Discriminant Function Analysis Results - Classification Tab
Classification
Select the Classification tab of the Discriminant Function Analysis Results dialog box to access the options described here. Use these options to review various classification statistics. Note that if User defined a priori probabilities are selected in the A priori classification probabilities group box, then, whenever you click a button on this tab, the Specify A Priori Classification Probabilities dialog box will be displayed, in which you specify the a priori classification probabilities for each group.
- Classification functions
- Click the Classification functions button to produce a spreadsheet containing the classification functions. Classification functions are computed for each group and can be used directly to classify cases. We would classify a case into the group for which it has the highest classification score. We could then use these functions in the Long name field to define the transformations for new variables (one for each group). As we would then enter new cases, STATISTICA would automatically compute the classification scores for each group.
- Select
- Click the Select button to display the Analysis/Graph Case Selection Conditions dialog box. You can use case selection conditions to classify only cases that were not used to compute the current classification functions.
- Classification matrix
- Click the Classification matrix button to produce a spreadsheet containing the classification matrix. The classification matrix contains information about the number and percent of correctly classified cases in each group. Note that you can use the standard case selection conditions (click on the Select button ) to classify only cases that were not used to compute the current classification functions. Also, the computations for the classification of cases will be based on the a priori classification probabilities that are either 1) the same for all groups, 2) proportional to the respective group sizes, or 3) user defined (see A priori Classification Probabilities, below).
- Classification of cases
- Click the Classification of cases button to produce a spreadsheet with the classification for each selected case. The classifications are ordered into a first, second, and third choice. The column under the header 1 contains the first classification choice, that is, the group for which the respective case had the highest posterior probability (see option Posterior probabilities, below). The rows marked by the asterisk are cases that are misclassified.

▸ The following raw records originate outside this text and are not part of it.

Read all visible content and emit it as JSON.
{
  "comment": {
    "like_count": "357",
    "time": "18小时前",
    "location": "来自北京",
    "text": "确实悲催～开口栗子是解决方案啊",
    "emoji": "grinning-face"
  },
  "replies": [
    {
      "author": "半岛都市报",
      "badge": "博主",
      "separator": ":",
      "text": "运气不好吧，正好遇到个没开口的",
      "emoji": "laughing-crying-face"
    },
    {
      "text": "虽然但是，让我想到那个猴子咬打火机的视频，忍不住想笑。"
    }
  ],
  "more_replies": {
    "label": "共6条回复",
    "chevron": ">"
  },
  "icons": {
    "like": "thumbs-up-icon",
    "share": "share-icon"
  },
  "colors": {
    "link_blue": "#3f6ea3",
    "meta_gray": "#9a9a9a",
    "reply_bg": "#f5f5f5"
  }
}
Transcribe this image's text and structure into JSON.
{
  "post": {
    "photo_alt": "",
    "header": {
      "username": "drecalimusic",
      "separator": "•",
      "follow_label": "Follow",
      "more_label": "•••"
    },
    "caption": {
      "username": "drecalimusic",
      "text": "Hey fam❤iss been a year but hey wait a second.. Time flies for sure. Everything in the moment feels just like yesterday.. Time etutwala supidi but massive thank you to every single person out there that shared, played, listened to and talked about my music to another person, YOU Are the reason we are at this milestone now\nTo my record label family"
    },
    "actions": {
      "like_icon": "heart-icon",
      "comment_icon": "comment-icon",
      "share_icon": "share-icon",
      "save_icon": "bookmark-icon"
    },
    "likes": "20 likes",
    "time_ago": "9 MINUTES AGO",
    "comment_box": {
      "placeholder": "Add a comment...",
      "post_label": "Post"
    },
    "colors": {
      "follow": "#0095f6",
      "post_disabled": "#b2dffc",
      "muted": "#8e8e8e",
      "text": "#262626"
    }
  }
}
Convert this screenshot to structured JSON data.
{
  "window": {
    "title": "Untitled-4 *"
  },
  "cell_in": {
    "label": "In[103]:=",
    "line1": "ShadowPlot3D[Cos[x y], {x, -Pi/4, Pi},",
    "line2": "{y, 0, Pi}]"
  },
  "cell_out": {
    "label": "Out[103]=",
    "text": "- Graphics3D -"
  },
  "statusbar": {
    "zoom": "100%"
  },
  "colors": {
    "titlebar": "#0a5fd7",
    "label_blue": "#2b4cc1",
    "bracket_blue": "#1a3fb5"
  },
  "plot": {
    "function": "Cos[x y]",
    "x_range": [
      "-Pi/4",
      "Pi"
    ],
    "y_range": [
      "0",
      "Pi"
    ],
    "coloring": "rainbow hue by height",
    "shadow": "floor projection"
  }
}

- Squared Mahalanobis distances
- Click the
Squared Mahalanobis distances button to produce a spreadsheet with the squared Mahalanobis distances of each case from each group centroid. These distances are similar to the squared Euclidean distances of the respective case from the centroids for each group (the point defined by the means for all variables in the respective group). However, unlike the Euclidean distance, the Mahalanobis distance takes into account the intercorrelations between the variables in the model (which define the multivariate space).
A case will generally be classified into the group that it is closest to, unless widely disparate a priori probabilities lead to very different posterior classification probabilities. Asterisks in the first column of the spreadsheet will mark misclassified cases.
A particularly useful graph for this spreadsheet is the icon plot, which enables you to quickly compare the Mahalanobis distances of each case from the different groups.
- Posterior probabilities
- Click the
Posterior probabilities button to produce a spreadsheet containing the posterior probabilities. Given the Mahalanobis distances of a case from the different group centroids, we can compute the respective posterior classification probabilities for each group. In general, the further away a case is from a group centroid, the less likely it is that the case belongs to that group. The posterior probabilities are determined by the Mahalanobis distances and the
a priori classification probabilities (see below). A case will be classified into the group for which it has the highest posterior classification probability. Misclassified cases will be marked in the spreadsheet by asterisks.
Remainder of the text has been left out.